THE Friends of Darwen Library are becoming experts at jogging the memories of local folk with their regular in-house displays.

Royal visits and celebrations was their most recent exhibition and now they have come up with an unusual display of advertisements for well-known local shops and services going back 100 years and more.

It will be unveiled in time for the Friends’ annual pre-Christmas coffee morning which takes place on Saturday, November 26.

Said Friends’ chairman Kath Farnworth: “Our displays always go down well and stir a lot of memories. This latest exhibition is certainly a bit unusual but I’m sure it will be very popular.”

Local folk will remember - or at least heard of - some of them, such as Shepherd’s, Knowles’, Freeman Hardy & Willis, Ben Worsley’s, Fairhurst’s, Wm Berry’s and, of course, the Darwen Industrial Co-operative Society.

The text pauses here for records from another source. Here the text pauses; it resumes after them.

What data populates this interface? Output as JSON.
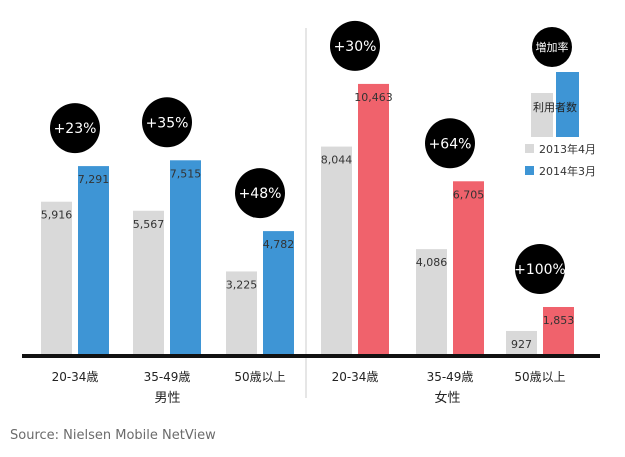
{
  "chart_data": {
    "type": "bar",
    "title": "",
    "groups": [
      {
        "label": "男性",
        "categories": [
          {
            "label": "20-34歳",
            "values": [
              5916,
              7291
            ],
            "value_labels": [
              "5,916",
              "7,291"
            ],
            "growth": "+23%"
          },
          {
            "label": "35-49歳",
            "values": [
              5567,
              7515
            ],
            "value_labels": [
              "5,567",
              "7,515"
            ],
            "growth": "+35%"
          },
          {
            "label": "50歳以上",
            "values": [
              3225,
              4782
            ],
            "value_labels": [
              "3,225",
              "4,782"
            ],
            "growth": "+48%"
          }
        ]
      },
      {
        "label": "女性",
        "categories": [
          {
            "label": "20-34歳",
            "values": [
              8044,
              10463
            ],
            "value_labels": [
              "8,044",
              "10,463"
            ],
            "growth": "+30%"
          },
          {
            "label": "35-49歳",
            "values": [
              4086,
              6705
            ],
            "value_labels": [
              "4,086",
              "6,705"
            ],
            "growth": "+64%"
          },
          {
            "label": "50歳以上",
            "values": [
              927,
              1853
            ],
            "value_labels": [
              "927",
              "1,853"
            ],
            "growth": "+100%"
          }
        ]
      }
    ],
    "series": [
      {
        "name": "2013年4月"
      },
      {
        "name": "2014年3月"
      }
    ],
    "ylim": [
      0,
      11000
    ],
    "grid": false,
    "legend": {
      "position": "top-right",
      "growth_label": "増加率",
      "bar_label": "利用者数",
      "items": [
        "2013年4月",
        "2014年3月"
      ]
    },
    "colors": {
      "prev": "#d9d9d9",
      "male_curr": "#3e95d5",
      "female_curr": "#f0626c",
      "bubble": "#000000",
      "axis": "#111111"
    }
  },
  "source": "Source: Nielsen Mobile NetView"
}
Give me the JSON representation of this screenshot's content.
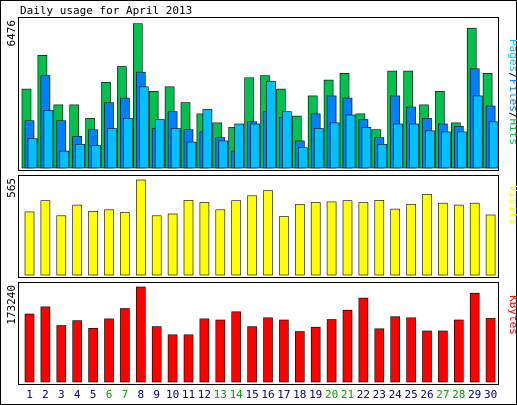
{
  "chart_data": {
    "type": "bar",
    "title": "Daily usage for April 2013",
    "categories": [
      "1",
      "2",
      "3",
      "4",
      "5",
      "6",
      "7",
      "8",
      "9",
      "10",
      "11",
      "12",
      "13",
      "14",
      "15",
      "16",
      "17",
      "18",
      "19",
      "20",
      "21",
      "22",
      "23",
      "24",
      "25",
      "26",
      "27",
      "28",
      "29",
      "30"
    ],
    "weekend_days": [
      "6",
      "7",
      "13",
      "14",
      "20",
      "21",
      "27",
      "28"
    ],
    "colors": {
      "hits": "#00c050",
      "files": "#0080ff",
      "pages": "#00c0ff",
      "visits": "#ffff00",
      "kbytes": "#ff0000",
      "weekday_label": "#000080",
      "weekend_label": "#00a000"
    },
    "panels": [
      {
        "name": "hits-files-pages",
        "ytick_label": "6476",
        "ymax": 6476,
        "legend": [
          {
            "text": "Pages",
            "color": "#00c0ff"
          },
          {
            "text": "/",
            "color": "#000000"
          },
          {
            "text": "Files",
            "color": "#0080ff"
          },
          {
            "text": "/",
            "color": "#000000"
          },
          {
            "text": "Hits",
            "color": "#00c050"
          }
        ],
        "series": [
          {
            "name": "Hits",
            "values": [
              3500,
              5000,
              2800,
              2800,
              2200,
              3800,
              4500,
              6400,
              3400,
              3600,
              2900,
              2400,
              2000,
              1800,
              4000,
              4100,
              3500,
              2300,
              3200,
              3900,
              4200,
              2400,
              1700,
              4300,
              4300,
              2800,
              3400,
              2000,
              6200,
              4200
            ]
          },
          {
            "name": "Files",
            "values": [
              2100,
              4100,
              2100,
              1400,
              1700,
              2900,
              3100,
              4250,
              1750,
              2500,
              1700,
              1600,
              1350,
              750,
              2050,
              2500,
              2250,
              1200,
              2400,
              3200,
              3100,
              2150,
              1350,
              3200,
              2700,
              2200,
              1950,
              1850,
              4400,
              2750
            ]
          },
          {
            "name": "Pages",
            "values": [
              1300,
              2550,
              750,
              1050,
              1000,
              1750,
              2200,
              3600,
              2150,
              1750,
              1150,
              2600,
              1200,
              1950,
              1950,
              3850,
              2500,
              900,
              1750,
              2000,
              2350,
              1800,
              1050,
              1950,
              1950,
              1650,
              1600,
              1600,
              3200,
              2050
            ]
          }
        ]
      },
      {
        "name": "visits",
        "ytick_label": "565",
        "ymax": 565,
        "legend": [
          {
            "text": "Visits",
            "color": "#ffff00"
          }
        ],
        "series": [
          {
            "name": "Visits",
            "values": [
              375,
              442,
              352,
              416,
              379,
              388,
              371,
              565,
              352,
              363,
              444,
              431,
              388,
              442,
              471,
              502,
              348,
              420,
              431,
              435,
              442,
              431,
              444,
              392,
              420,
              480,
              427,
              416,
              427,
              357
            ]
          }
        ]
      },
      {
        "name": "kbytes",
        "ytick_label": "173240",
        "ymax": 173240,
        "legend": [
          {
            "text": "KBytes",
            "color": "#ff0000"
          }
        ],
        "series": [
          {
            "name": "KBytes",
            "values": [
              124000,
              137000,
              103000,
              112000,
              98000,
              115000,
              134000,
              173240,
              101000,
              86000,
              86000,
              115000,
              113000,
              128000,
              101000,
              117000,
              113000,
              92000,
              100000,
              114000,
              131000,
              153000,
              97000,
              119000,
              117000,
              93000,
              93000,
              113000,
              162000,
              116000
            ]
          }
        ]
      }
    ]
  }
}
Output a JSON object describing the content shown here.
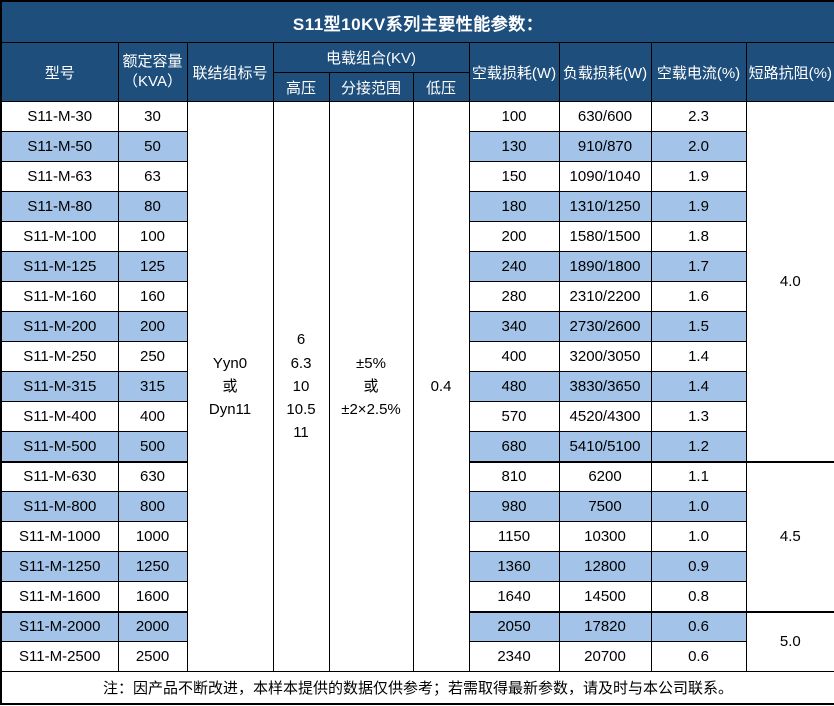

The Criterion Cafe, the Theatre Royal and Darwen Steam Laundry are all remembered to this day, while among the oldest Darwen shops still going strong are the Saddler’s at the bottom of Bolton Road, the cake shop in Bridge Street, the wine shop at the top of Duckworth Street and Gibson’s the ironmonger.

The adverts on show were gleaned from several publications and from various dark corners.

Some go back to a Darwen Advertiser Christmas magazine of 1895, the booklet Pictorial Darwen of 1904, and church magazines of the 1920s.

It was a different world 100 years and more ago.

It was a long time before the Co-op opened the town’s first self-service store in Market Street in 1955, followed a few years later by Tesco who opened a little shop in Bridge Street.

Possibly the biggest loss and most fondly remembered was the Peacock’s pasty shop on the main road.

More than 3,000 pasties were baked every weekend to satisfy the queues that snaked round the corner at the bottom of Vale Street.

In the ‘old days’ you could buy an elegant top hat from Dalton’s in Duckworth Street for 8s 6d or pick up a ‘black coat and vest’ for 30s from Grimshaw’s, the tailors on the Market Square.

The George Inn had livery stables round the back and also offered ‘wedding equipages’, which must have been smart carriages.

Hacking’s Borough Wine Stores at the bottom of Bolton Road sold large bottles of champagne for five bob and a bottle of Scotch for half a crown.

It must have been fun getting married in Darwen over a century ago. An equipage to the church, on to the ‘luxurious cafe’ at the mock-Tudor-timbered Criterion – and everyone blotto on champers and scotch for, say, a tenner. Happy days!